The lab’s research team found this damage in veterans repeatedly exposed to blasts, but not in the brains of civilians, or veterans exposed to a single powerful blast (such as a roadside bomb). The lesions were called “astroglial interface scars.”

A Widow’s Work for Research

The studies, the NYT reports, got underway thanks to the work of a widow, Jennifer Collinswhose husband, retired Chief Petty Officer David Collins, was a SEAL for 20 years and died by suicide in 2014, just over a year after leaving the Navy.
In fact, few families know about the existence of the laboratory and when it comes to having a brain analyzed, decisions must be made quickly: the brain tissue deteriorates rapidly and in many cases it arrives late. Mrs. Collins has acted as an intermediary between families and the laboratory over the years, ensuring that science has brains and allowing research to progress.

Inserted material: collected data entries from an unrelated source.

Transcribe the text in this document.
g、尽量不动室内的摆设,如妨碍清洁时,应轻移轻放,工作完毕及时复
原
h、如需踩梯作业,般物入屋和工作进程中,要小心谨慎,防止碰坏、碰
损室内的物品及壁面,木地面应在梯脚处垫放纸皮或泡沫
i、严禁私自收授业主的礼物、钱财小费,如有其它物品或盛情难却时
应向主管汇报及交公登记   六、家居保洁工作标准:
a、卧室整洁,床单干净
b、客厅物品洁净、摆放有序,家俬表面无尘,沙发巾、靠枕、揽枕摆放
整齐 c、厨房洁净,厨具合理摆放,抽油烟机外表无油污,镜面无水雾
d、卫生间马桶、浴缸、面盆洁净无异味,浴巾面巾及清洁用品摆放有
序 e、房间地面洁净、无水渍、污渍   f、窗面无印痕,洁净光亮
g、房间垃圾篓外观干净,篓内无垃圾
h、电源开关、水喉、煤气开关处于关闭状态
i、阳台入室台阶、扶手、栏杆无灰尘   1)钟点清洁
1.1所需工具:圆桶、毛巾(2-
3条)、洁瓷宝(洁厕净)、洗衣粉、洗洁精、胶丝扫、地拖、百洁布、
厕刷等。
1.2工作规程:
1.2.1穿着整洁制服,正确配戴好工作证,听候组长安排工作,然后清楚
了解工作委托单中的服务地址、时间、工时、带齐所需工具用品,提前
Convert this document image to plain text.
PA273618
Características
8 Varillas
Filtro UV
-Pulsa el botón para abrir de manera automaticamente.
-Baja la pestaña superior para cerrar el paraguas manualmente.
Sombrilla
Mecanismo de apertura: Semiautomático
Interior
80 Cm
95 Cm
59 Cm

Friends with suicidal tendencies

The men who died by suicide represent only a small fraction of the career SEALs who show signs of brain injury after years spent between blasts. Several SEAL veterans have said in interviews that many of their former companions team are now divorced and struggling with depression, paranoia and substance abuse, all of which can be caused by deteriorating brain function. Desperate calls from friends with suicidal tendencies They are common, they told the NYT.

Act on training

The next step is for military officials to acknowledge the problem, the NYT writes: “We have a moral obligation to protect the cognitive health and combat effectiveness of our teammates,” Rear Admiral Keith Davids, commander of Navy Special Warfare, which includes the SEALs, said in a statement. He said the Navy is trying to limit brain injuries “by limiting exposure to blasts and is actively participating in medical research designed to advance understanding in this critical area.”

According to the NYT, the Department of Defense, which spends nearly $1 billion each year on brain injury research and many billions more to train and equip troops, does relatively little to ensure that the latest scientific findings on brain injury inform the training practices.